Felizitas von Schönborn, Autorin Diogenes

Link

Lesung einzelner Gedichte von Peter Hüseyin Cunz (in Bearbeitung)

Kontakt

Tülin Özgür, 079 963 14 84, Bachtelstrasse 43, 8810 Horgen, tulin.mevlana@gmail.com
Birgit Kunz, 079 254 85 61, Bettenstrasse 66, 8400 Winterthur, birgitku@gmx.ch

 

 

Mesnevi

Das Mesnevi ist ein Werk aus etwa 26’000 Versen, zusammengefasst in 6 Büchern. Es ist das eigentliche Lehrwerk, das Mevlana Celaleddin Rumi den weiteren Generationen überlassen wollte. Der Mesnevi-Gelehrte (Mesnevihan) Scheich Şefik Can Efendi beschreibt dessen Entstehen mit folgenden Worten: 

Eines Abends, als Hüsameddin Celebi seinen Scheich Mevlana allein vorfand, bat er ihn um die Lektüren von Sena, Attar und anderen, damit sich die Derwische, welche sich auf den mystischen Pfad begeben hatten, an diesen Geschichten orientieren könnten. Mevlana rezitierte auf diese Bitte hin sogleich die berühmten achtzehn Verse, deren erster folgender berühmter Vierzeiler ist:

 

Hör auf die Flöte, was sie erzählt,
Und wie sie klagt, über Trennung und spricht. …..
Sie sucht ein Herz, von Einsamkeit gequält,
Um vom Schmerz der Sehnsucht zu erzählen. …..

 

Mevlana sprach: „Wenn du schreibst, Celebi, werde ich diktieren.“

Nachdem sie sich einmal entschieden hatten, waren sie Tag und Nacht unentwegt mit dem Schreiben des Mesnevi beschäftigt. Besonders in der Stille der Nacht, wenn alle schliefen, wurde Mevlana inspiriert und Hüsameddin schrieb es nieder, was seinem geliebten Meister zugeteilt worden war. Es war so, als hätte der Allmächtige Hüsameddin Celebi eigens für das Schreiben dieses gesegneten Werkes geschaffen! Und Mevlana war bereit, dieses zu diktieren und Vers um Vers zu rezitieren. So entstand nach und nach dieses wunderschöne, unvergleichliche Werk aus sechs Bänden. 

 

Das Mesnevi, direkt aus dem Persischen ins Deutsche übersetzt von der Übersetzergemeinschaft Bernhard Meyer, Kaveh und Jilla Dalir Azar, ist im Buchmarkt erhältlich:

Moulana Galal ad-Din Rumi: „Das Matnavi“
Edition Shershir, Dr. Peter Finckh, www.shershir.ch 
ISBN 3-9802992-6-0

Zitate zu aus dem Fihi ma Fihi

Rumis Reden, welche im Buch „Fihi ma fihi“ gesammelt sind, belegen die Aktualität seiner Aussagen auch für die heutige Zeit.

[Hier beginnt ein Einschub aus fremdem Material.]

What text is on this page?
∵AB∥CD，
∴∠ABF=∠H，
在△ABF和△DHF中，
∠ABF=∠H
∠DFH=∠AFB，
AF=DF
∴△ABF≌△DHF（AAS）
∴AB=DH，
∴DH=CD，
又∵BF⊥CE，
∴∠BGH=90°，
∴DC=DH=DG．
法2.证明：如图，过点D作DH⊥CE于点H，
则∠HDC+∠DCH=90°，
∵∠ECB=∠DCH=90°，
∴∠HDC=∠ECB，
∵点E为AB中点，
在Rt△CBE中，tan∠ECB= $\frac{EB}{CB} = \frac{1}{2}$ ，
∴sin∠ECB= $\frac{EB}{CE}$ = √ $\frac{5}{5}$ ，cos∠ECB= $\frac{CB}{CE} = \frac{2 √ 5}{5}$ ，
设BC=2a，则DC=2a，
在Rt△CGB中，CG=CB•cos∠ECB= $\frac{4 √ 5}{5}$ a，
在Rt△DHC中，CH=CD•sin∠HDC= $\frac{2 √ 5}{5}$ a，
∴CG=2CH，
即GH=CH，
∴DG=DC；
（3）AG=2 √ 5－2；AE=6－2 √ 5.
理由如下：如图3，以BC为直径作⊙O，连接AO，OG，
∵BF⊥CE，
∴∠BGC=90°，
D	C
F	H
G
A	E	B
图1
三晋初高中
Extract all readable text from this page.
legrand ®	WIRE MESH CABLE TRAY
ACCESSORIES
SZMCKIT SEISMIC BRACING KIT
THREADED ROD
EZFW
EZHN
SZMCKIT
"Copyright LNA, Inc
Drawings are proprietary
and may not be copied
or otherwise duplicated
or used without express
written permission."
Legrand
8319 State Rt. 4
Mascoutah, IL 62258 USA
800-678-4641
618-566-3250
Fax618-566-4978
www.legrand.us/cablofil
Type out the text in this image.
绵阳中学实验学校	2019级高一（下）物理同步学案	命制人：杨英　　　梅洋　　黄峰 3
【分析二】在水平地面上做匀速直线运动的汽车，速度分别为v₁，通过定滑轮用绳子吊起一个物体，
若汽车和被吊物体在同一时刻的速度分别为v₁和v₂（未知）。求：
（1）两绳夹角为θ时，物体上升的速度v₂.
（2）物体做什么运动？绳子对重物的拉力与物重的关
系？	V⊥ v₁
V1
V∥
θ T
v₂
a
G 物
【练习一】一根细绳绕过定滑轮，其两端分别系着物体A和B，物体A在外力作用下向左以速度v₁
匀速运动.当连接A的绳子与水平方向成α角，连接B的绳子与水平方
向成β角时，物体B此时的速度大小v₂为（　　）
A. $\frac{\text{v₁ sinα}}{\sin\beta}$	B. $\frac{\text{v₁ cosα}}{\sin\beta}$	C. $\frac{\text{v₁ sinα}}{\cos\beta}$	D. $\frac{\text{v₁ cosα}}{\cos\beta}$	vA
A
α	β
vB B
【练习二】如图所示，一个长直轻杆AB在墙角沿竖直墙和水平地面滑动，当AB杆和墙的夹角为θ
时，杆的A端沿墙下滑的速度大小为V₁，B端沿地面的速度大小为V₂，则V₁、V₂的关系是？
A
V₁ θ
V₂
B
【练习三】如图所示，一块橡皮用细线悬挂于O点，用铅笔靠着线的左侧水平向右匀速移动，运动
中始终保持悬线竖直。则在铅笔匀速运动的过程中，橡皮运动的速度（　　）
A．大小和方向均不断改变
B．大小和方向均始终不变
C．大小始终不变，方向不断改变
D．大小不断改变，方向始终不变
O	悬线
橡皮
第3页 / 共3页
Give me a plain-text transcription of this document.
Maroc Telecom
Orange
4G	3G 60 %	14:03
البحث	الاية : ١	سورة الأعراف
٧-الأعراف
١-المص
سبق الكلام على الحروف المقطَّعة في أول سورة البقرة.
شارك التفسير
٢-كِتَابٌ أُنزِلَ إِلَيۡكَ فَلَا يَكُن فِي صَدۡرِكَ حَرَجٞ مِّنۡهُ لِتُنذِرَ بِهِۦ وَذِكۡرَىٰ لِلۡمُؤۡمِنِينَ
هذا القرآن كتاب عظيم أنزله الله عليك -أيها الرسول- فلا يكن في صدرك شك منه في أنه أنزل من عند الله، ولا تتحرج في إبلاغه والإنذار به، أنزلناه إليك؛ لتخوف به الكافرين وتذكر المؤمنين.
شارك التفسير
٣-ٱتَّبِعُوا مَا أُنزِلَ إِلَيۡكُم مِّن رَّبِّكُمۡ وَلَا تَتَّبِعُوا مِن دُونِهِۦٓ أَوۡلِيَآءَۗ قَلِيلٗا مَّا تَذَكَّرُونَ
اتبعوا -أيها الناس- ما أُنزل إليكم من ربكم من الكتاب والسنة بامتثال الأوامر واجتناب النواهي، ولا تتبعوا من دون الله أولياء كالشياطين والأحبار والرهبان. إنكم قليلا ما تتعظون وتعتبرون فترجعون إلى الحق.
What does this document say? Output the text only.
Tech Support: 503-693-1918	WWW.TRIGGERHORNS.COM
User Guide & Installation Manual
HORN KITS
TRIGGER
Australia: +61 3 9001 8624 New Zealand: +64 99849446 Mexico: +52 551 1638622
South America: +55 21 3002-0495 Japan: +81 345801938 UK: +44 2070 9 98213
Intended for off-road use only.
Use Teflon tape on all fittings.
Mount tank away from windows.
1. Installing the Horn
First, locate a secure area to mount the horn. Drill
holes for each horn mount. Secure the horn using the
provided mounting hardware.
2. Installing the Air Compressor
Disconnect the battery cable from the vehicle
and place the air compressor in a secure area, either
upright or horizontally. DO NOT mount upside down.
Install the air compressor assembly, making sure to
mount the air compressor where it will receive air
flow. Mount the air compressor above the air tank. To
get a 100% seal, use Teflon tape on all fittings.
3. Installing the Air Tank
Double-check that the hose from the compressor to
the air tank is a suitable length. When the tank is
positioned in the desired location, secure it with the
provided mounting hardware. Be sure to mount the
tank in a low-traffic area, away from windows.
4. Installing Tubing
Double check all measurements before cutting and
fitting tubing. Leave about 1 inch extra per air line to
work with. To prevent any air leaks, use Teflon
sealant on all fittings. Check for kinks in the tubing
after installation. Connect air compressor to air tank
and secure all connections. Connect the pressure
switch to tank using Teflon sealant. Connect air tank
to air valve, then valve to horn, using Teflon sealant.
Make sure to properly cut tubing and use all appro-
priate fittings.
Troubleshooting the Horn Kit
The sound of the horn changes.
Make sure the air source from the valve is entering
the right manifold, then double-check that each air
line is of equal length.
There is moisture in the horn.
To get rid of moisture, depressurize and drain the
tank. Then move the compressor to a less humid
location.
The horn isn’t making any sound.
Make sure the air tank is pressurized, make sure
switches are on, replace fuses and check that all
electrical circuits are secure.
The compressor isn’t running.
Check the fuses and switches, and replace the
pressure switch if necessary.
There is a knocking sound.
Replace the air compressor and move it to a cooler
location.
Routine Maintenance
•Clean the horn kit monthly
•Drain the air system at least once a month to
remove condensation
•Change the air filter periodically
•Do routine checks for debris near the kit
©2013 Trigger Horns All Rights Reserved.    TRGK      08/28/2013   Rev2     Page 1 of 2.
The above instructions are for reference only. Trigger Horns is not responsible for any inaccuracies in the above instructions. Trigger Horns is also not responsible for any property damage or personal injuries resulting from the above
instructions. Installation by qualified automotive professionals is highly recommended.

Dieses Werk Rumis ist erhältlich beim Diedrichs Verlag (Diedrichs Gelbe Reihe) mit dem Titel VON ALLEM UND VOM EINEN.
Die Übersetzung ist von Annemarie Schimmel.

Wir empfehlen dieses Buch als ein Muss in jeder Hausbibliothek von humanistisch und spirituell denkenden Menschen sowie für philosophische Studien und in der Arbeit des interreligiösen Dialogs.

 

Wir klären zurzeit ab, ob wir einige Zitate daraus veröffentlichen dürfen.